Monday, 10 October 2011

Product Review - Vitamin Water

Their labels promise so much -  ‘focus’, ‘energy’, ‘recharge’, along with a long list of vitamins that just must be doing us good!!
With names like ‘vitamin water’ and ‘nutrient water’, the average shopper would be lead to believe they are getting something healthy that will pick them up and give them more vitality. In my option these flavoured drinks are nothing more than artificial concoctions of sugar and additives.
To prove my point just read the ingredients (if you can the writting if pretty small). There’s water, then fructose (which is fruit sugar), sucrose (ordinary cane sugar), followed by three food acids, flavour, vitamins (C, Niacin, Pathenoic acid, B6, B12), colour, magnesium lactate and calcium lactate.
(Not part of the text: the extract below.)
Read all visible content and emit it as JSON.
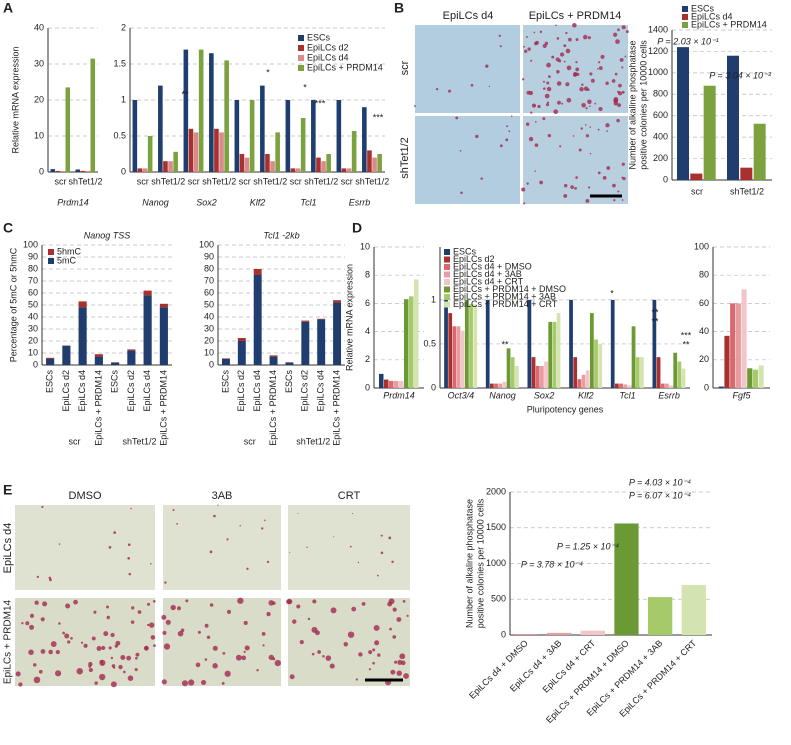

Vitamin waters have 5-7% sugar (all added) which is half the concentration of soft drink (11-12%). So they’re lower in sugar concentration but this reduction is refuted by the sheer volume of the bottle. You get 500ml rather than 375ml in a standard bottle. While this is than those huge 600ml buddies that pass as a “single serve” of soft drink these days, you still end up consuming 6 teaspoons of sugar.
·  500ml bottle vitamin water (5% sugar)          25g sugar                             6 teaspoons sugar
·  375ml can soft drink (11% sugar)                   41g sugar                             10 teaspoon sugar
·  600ml buddy (11% sugar)                               66g sugar                             16.5 teaspoon sugar
Given the average women should consume only around 45g sugar (11 teaspoons) daily, which represents 10% of daily kilojoules, one 500ml bottle of vitamin water lands her with over half her day’s intake.
Two of the waters have added guarana (source of caffeine derived from a vine native to South America). Nutrient water contains 84mg caffeine which is the same level as energy drinks or one cup of instant coffee. The label says its natural caffeine’ but it’s not clear what this means (caffeine in coffee could be called ‘natural’ too as it’s from coffee beans).
There’s guarana and Taurine added as well – ingredients that you’d find in caffeinated energy drinks like red bull and V. Nothing natural here.
All these drinks come in soft pastel attractive colours which are targeted at young women (as are Alco pops such as cruisers and breezers).
Vitamin water Revive says its colour is ‘fruit and vegetable juice’ which is hard to comprehend. If that’s correct, then why isn’t the juice listed as an ingredient rather that down the end of the list in the tiny quantities of an additive.
Nutrient water energy contains carotene as its colour which is the yellow=orange colour of carrots and pumpkin. It has a good safety record – no problem with that one.
Smart water’s Jump Start Tahitian Lime has two colours – 102 is tartrazine and 133 is Brilliant Blue FCF. Both these artificial colours have had question marks hanging over them for some years now and are excluded from elimination diets that check for food sensitivity. Since the publication of the UK Southampton study, there have been calls to have them banned from foods aimed at children.
All have the same B vitamins added – niacin (B3), pantothenic acid (B5), B6 and B12/ it’s unclear why they don’t have vitamins thiamine (B1) and riboflavin (B2). Two have vitamin C added; one also have vitamin E.
The bottom line is that these drinks can hardly be called natural. There are about as far from natural as any mass-produced manufactured food can be. They are simply ‘artificial concoctions’.
What I disagree with most of all is the implied benefits from the words on the label ‘revive’, ‘smart water’. ‘Energy’, ‘enjoy vitamins’, recharge your batteries’, defence’, and ‘vitamins and antioxidants’ and the listing of vitamins. Guarana, Taurine, cranberries or pomegranate. All designed to give the buyer the impression that here is something good and healthy that will give tired over-worked consumers a pick-me-up.
They are marketed as a health-giving alternative to sugary soft drinks but they’re no-where near as healthy as the label would have you believe.
Together these all give the impression that there’s something extra in these drinks over and above ordinary drinks – where there isn’t. Any lift you get in energy levels is simply due to the sugar and caffeine hit.
I like the fact that they’re lower in sugar but why call them ‘waters’ when they have 5-7% sugar, the same as a sports drink like powerade. ‘Water’ implies that there’s nothing else except water plus a few vitamins thrown in – which is far from the truth.
Regard them as a cross between a sports drink and an energy drink. They’ve got the sugar level of a sports drink but the vitamins and caffeine of an energy drink!!!